Bacterial ADP-heptose triggers stem cell regeneration in the intestinal epithelium following injury

Abstract

ADP-heptose (ADP-Hep), a metabolite produced by gram-negative bacteria, is detected in the host cytosol by the kinase ALPK1, which engages TIFA-dependent innate immune responses. However, the function of ALPK1-TIFA signaling in primary cells and in physiological settings remains poorly understood. Here, we showed that, in the intestinal epithelium, ALPK1 and TIFA were mainly expressed by the intestinal stem cell (ISC) pool, where they controlled the replacement of homeostatic ISCs by new revival stem cells (revSCs) following injury. Mechanistically, ADP-Hep triggered pro-inflammatory nuclear factor κB (NF-κB) signaling and tumor necrosis factor (TNF)-dependent ISC apoptosis, which initiated a transforming growth factor β (TGF-β)- and YAP-dependent revSC program.

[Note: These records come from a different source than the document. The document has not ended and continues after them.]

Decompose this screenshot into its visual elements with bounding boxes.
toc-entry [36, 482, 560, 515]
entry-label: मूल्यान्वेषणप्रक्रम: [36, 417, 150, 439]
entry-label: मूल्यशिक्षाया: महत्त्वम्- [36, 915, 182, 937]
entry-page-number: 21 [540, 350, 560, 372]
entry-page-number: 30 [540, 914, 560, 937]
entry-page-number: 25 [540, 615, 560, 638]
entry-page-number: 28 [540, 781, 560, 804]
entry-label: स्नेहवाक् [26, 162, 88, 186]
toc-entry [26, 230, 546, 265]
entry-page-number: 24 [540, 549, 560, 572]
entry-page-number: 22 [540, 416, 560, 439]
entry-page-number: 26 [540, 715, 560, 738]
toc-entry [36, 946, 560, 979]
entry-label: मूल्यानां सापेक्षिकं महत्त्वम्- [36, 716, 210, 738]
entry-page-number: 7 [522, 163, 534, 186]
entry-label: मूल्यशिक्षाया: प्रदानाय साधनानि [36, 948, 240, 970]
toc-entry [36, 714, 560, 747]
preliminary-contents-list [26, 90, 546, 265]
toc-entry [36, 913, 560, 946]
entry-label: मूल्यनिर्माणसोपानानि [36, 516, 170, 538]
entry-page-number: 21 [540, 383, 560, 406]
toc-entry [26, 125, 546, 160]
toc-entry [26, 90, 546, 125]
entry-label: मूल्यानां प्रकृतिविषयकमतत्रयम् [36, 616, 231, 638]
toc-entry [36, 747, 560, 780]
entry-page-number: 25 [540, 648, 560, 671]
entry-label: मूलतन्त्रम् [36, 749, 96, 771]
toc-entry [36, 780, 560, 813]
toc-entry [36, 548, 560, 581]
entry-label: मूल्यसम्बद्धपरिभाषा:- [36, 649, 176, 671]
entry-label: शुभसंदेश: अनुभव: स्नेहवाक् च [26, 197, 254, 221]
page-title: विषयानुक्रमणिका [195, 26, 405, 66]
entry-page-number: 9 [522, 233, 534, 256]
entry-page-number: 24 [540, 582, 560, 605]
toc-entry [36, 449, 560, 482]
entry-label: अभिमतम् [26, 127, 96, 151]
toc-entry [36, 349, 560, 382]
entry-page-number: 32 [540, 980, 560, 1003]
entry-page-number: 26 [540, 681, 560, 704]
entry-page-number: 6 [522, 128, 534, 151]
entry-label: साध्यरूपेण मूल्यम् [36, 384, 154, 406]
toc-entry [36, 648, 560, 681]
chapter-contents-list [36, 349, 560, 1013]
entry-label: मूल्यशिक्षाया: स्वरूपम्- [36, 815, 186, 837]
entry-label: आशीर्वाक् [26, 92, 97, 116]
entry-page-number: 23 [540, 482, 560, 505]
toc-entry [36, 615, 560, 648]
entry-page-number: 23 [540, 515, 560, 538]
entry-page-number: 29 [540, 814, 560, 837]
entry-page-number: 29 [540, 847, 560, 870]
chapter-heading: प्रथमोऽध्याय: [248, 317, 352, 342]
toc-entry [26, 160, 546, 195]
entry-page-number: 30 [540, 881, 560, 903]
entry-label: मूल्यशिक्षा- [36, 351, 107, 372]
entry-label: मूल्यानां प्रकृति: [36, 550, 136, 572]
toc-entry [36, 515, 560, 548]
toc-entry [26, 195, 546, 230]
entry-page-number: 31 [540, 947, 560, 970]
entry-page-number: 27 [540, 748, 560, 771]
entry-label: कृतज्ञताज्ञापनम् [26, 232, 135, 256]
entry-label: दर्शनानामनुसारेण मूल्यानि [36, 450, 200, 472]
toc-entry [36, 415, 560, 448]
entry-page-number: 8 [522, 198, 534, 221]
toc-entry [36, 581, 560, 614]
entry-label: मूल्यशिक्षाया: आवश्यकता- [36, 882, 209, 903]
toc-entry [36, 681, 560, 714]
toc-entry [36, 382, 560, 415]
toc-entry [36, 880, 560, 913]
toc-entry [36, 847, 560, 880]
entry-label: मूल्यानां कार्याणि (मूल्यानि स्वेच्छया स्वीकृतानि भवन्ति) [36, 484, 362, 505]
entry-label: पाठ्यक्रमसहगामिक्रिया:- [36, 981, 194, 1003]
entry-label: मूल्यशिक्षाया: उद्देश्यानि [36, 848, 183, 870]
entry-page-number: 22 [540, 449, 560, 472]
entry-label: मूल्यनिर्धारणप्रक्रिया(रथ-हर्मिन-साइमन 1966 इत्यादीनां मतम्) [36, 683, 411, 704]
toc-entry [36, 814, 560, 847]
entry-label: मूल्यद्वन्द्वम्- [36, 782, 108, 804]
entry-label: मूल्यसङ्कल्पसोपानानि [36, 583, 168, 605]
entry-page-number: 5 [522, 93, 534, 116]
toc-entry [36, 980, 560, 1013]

Single-cell transcriptomics and lineage-tracing experiments identified Paneth cells as a cell of origin for revSC induction in response to ADP-Hep. In vivo, revSC emergence following irradiation or dextran-sodium-sulfate-induced injury was blunted in Tifa^-/- mice. Together, our work reveals that ALPK1-TIFA signaling contributes to ISC turnover in response to bacterial detection in the intestine.

Keywords: Alpk1; CLU; Tifa; innate immunity; intestine; regeneration; revival stem cell.